2023-12-25 1.042 1.117 1.064 4.634 2.299 106.870
2023-12-26 1.041 1.121 1.105 4.647 2.308 106.873
2023-12-27 1.038 1.128 1.072 4.660 2.335 106.806
2023-12-28 1.034 1.128 1.058 4.662 2.310 106.627
2023-12-29 1.030 1.130 1.051 4.648 2.268 106.562
2024-01-02 1.030 1.136 1.064 4.666 2.299 106.678
2024-01-03 1.023 1.146 1.047 4.663 2.286 106.835

the strategy is

s1 = bt.Strategy('Inv Vol',
                 [bt.algos.RunMonthly(run_on_first_date=False, run_on_end_of_period=False, run_on_last_date=False),
                  bt.algos.SelectAll(),
                  bt.algos.WeighInvVol(lookback=pd.DateOffset(days=5), lag=pd.DateOffset(days=1)),
                  bt.algos.Rebalance()])

according to code of WeighInvVol:

prc = target.universe.loc[t0 - self.lookback : t0, selected]
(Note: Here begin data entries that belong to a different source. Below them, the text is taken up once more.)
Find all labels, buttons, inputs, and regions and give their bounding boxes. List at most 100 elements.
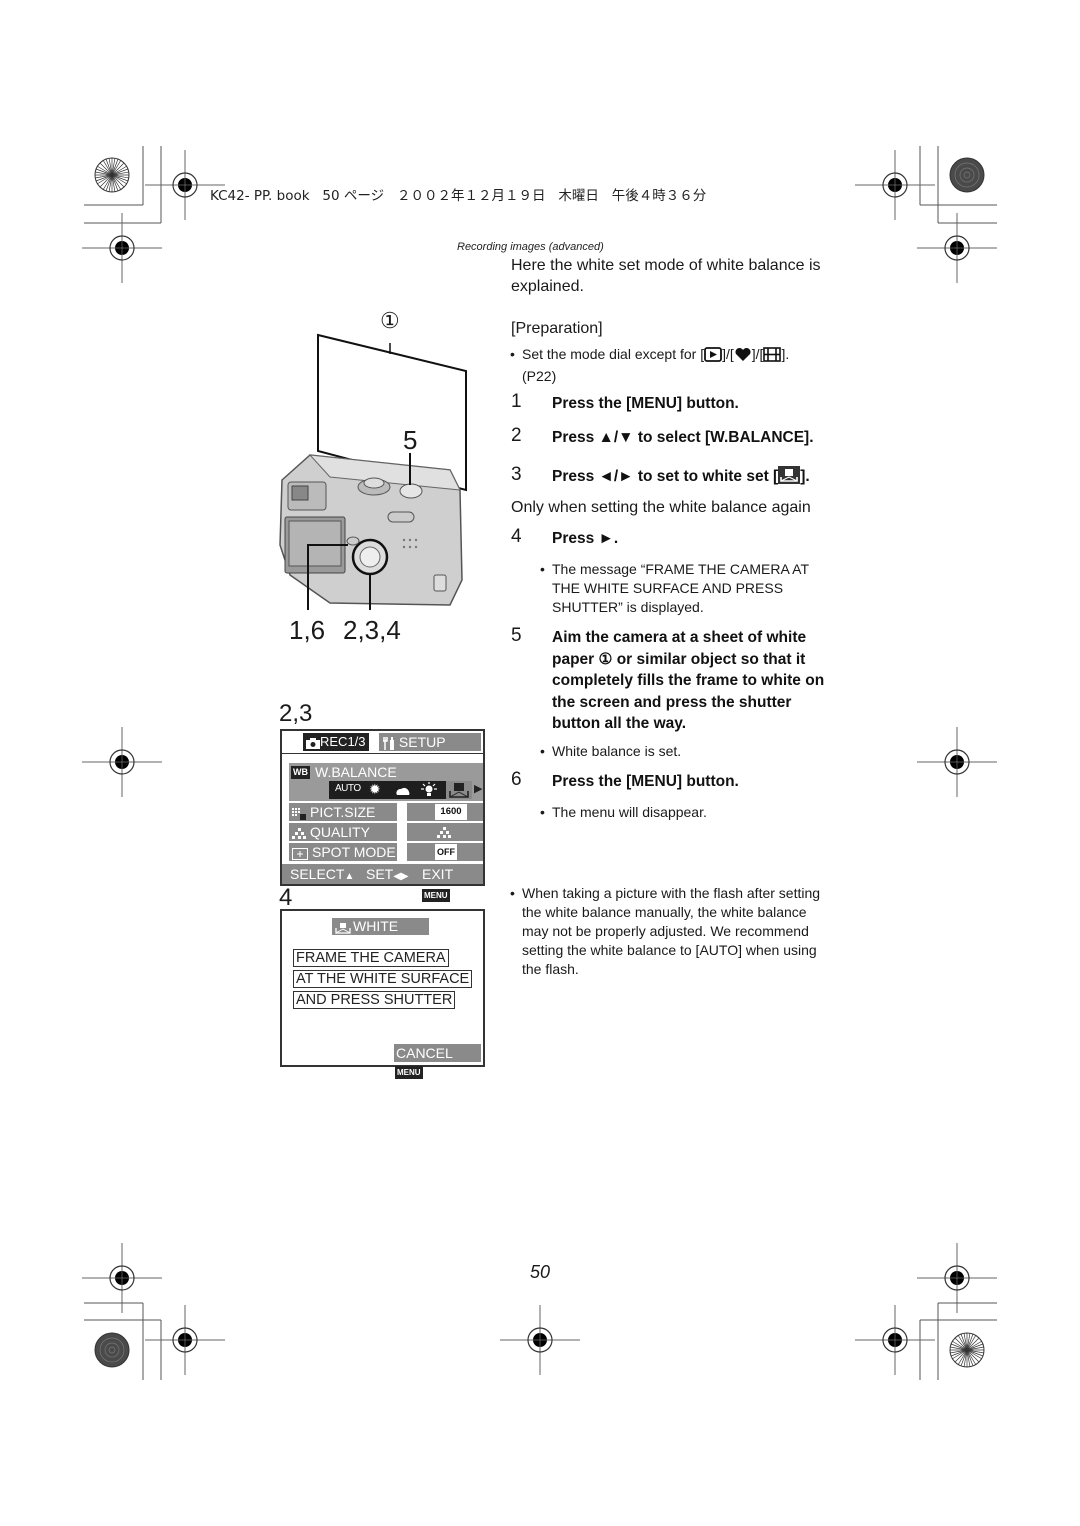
menu-step-label: 1,6 [289, 615, 326, 645]
heart-icon [734, 347, 752, 367]
step-number: 6 [511, 769, 522, 790]
camera-drawing [279, 333, 467, 610]
note-only-when: Only when setting the white balance agai… [511, 499, 811, 516]
white-set-screen-label: 4 [279, 884, 293, 911]
menu-screen: REC1/3 SETUP WB W.BALANCE AUTO ✹ ▶ PICT.… [280, 729, 485, 902]
white-set-screen: WHITE SET FRAME THE CAMERA AT THE WHITE … [280, 909, 485, 1079]
white-set-option[interactable] [446, 781, 472, 799]
paper-callout: ① [380, 308, 400, 333]
white-set-icon [335, 921, 351, 938]
intro-line: Here the white set mode of white balance… [511, 257, 821, 274]
menu-footer: SELECT▲ SET◀▶ EXIT MENU [282, 864, 483, 902]
step-number: 2 [511, 425, 522, 446]
starburst-mark [94, 157, 130, 193]
playback-icon [704, 347, 723, 367]
message-line: AT THE WHITE SURFACE [293, 970, 473, 988]
preparation-heading: [Preparation] [511, 320, 603, 337]
note-line: the white balance manually, the white ba… [522, 904, 807, 920]
message-line: FRAME THE CAMERA [293, 949, 449, 967]
print-marks [81, 146, 998, 1380]
bullet-line: THE WHITE SURFACE AND PRESS [552, 580, 784, 596]
arrow-right-icon[interactable]: ▶ [474, 782, 482, 795]
footer-set: SET◀▶ [366, 866, 409, 882]
page-reference: (P22) [522, 368, 557, 384]
step-line: Aim the camera at a sheet of white [552, 629, 807, 646]
step-line: the screen and press the shutter [552, 693, 792, 711]
menu-value-quality [407, 823, 483, 841]
menu-button-tag: MENU [395, 1066, 423, 1079]
white-set-title: WHITE SET [332, 918, 429, 954]
white-set-icon [778, 466, 801, 491]
quality-icon [292, 826, 306, 844]
bullet-line: SHUTTER” is displayed. [552, 599, 704, 615]
motion-picture-icon [763, 347, 782, 367]
wb-options: AUTO ✹ [329, 781, 472, 799]
note-line: may not be properly adjusted. We recomme… [522, 923, 809, 939]
step-3-text: Press ◄/► to set to white set []. [552, 466, 810, 491]
intro-text: Here the white set mode of white balance… [511, 255, 821, 297]
spot-mode-value: OFF [435, 844, 457, 860]
message-line: AND PRESS SHUTTER [293, 991, 456, 1009]
bullet-line: The message “FRAME THE CAMERA AT [552, 561, 809, 577]
footer-exit[interactable]: EXIT MENU [422, 864, 483, 904]
pict-size-icon [292, 806, 306, 824]
footer-select: SELECT▲ [290, 866, 355, 882]
white-set-icon [449, 783, 469, 798]
step-4-text: Press ►. [552, 530, 619, 547]
tab-setup[interactable]: SETUP [379, 733, 481, 751]
menu-row-pict-size[interactable]: PICT.SIZE [289, 803, 397, 821]
page-number: 50 [530, 1262, 551, 1282]
step-6-text: Press the [MENU] button. [552, 773, 739, 790]
menu-button-tag: MENU [422, 889, 450, 902]
flash-note: When taking a picture with the flash aft… [510, 884, 821, 979]
step-number: 4 [511, 526, 522, 547]
step-number: 5 [511, 625, 522, 646]
preparation-bullet: Set the mode dial except for []/[]/[]. (… [510, 345, 789, 386]
quality-value-icon [437, 826, 451, 844]
registration-mark [499, 1304, 581, 1376]
menu-row-spot-mode[interactable]: SPOT MODE [289, 843, 397, 861]
sunny-icon[interactable]: ✹ [369, 781, 381, 798]
tab-divider [282, 753, 483, 754]
spot-mode-icon [292, 846, 308, 864]
note-line: setting the white balance to [AUTO] when… [522, 942, 817, 958]
dark-disc-mark [949, 157, 985, 193]
camera-icon [306, 736, 320, 754]
left-right-icon: ◀▶ [393, 871, 409, 882]
step-line: button all the way. [552, 715, 687, 732]
cursor-step-label: 2,3,4 [343, 615, 401, 645]
registration-mark [81, 726, 163, 798]
incandescent-icon[interactable] [421, 782, 437, 803]
wb-row[interactable]: WB W.BALANCE AUTO ✹ ▶ [289, 763, 483, 801]
step-5-bullet: White balance is set. [540, 742, 681, 761]
step-6-bullet: The menu will disappear. [540, 803, 707, 822]
intro-line: explained. [511, 278, 584, 295]
registration-mark [854, 149, 936, 221]
menu-value-pict-size: 1600 [407, 803, 483, 821]
tab-rec[interactable]: REC1/3 [303, 733, 369, 751]
menu-row-quality[interactable]: QUALITY [289, 823, 397, 841]
camera-illustration: ① 5 1,6 2,3,4 [270, 305, 480, 650]
pict-size-value: 1600 [435, 804, 467, 820]
note-line: When taking a picture with the flash aft… [522, 885, 821, 901]
step-line: completely fills the frame to white on [552, 672, 825, 689]
step-4-bullet: The message “FRAME THE CAMERA AT THE WHI… [540, 560, 809, 617]
step-2-text: Press ▲/▼ to select [W.BALANCE]. [552, 429, 814, 446]
registration-mark [854, 1304, 936, 1376]
step-line: paper ① or similar object so that it [552, 650, 806, 668]
menu-screen-label: 2,3 [279, 700, 313, 727]
cloudy-icon[interactable] [395, 783, 411, 801]
starburst-mark [949, 1332, 985, 1368]
file-info-header: KC42- PP. book 50 ページ ２００２年１２月１９日 木曜日 午後… [210, 188, 707, 204]
note-line: the flash. [522, 961, 579, 977]
up-down-icon: ▲ [344, 871, 355, 882]
step-5-text: Aim the camera at a sheet of white paper… [552, 627, 824, 735]
step-number: 1 [511, 391, 522, 412]
dark-disc-mark [94, 1332, 130, 1368]
menu-value-spot-mode: OFF [407, 843, 483, 861]
cancel-button[interactable]: CANCELMENU [394, 1044, 481, 1079]
step-number: 3 [511, 464, 522, 485]
wb-option-auto[interactable]: AUTO [335, 783, 361, 794]
wb-badge: WB [291, 766, 310, 779]
wb-label: W.BALANCE [315, 764, 397, 780]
When t0 is '2024-01-01', the data range will be '2023-12-27':'2024-01-01', so the prc will be:

2023-12-27 1.038 1.128 1.072 4.660 2.335 106.806
2023-12-28 1.034 1.128 1.058 4.662 2.310 106.627
2023-12-29 1.030 1.130 1.051 4.648 2.268 106.562

clearly, it uses natural date.

If use bar date, since '2024-01-02' is the first available date of January, so 't0' should be '2024-01-02', and the prc calculation could be:

prc = target.universe[target.universe.index < t0][selected].tail(self.lookback)

then prc will be:

2023-12-25 1.042 1.117 1.064 4.634 2.299 106.870
2023-12-26 1.041 1.121 1.105 4.647 2.308 106.873
2023-12-27 1.038 1.128 1.072 4.660 2.335 106.806
2023-12-28 1.034 1.128 1.058 4.662 2.310 106.627
2023-12-29 1.030 1.130 1.051 4.648 2.268 106.562

I think this make more sense.

Another problem of using natural date is, the data range of every period varies, "t0 - self.lookback : t0" could give range from 3 to 5, this inconsistency is detrimental to subsequent calculations of inverse volatility.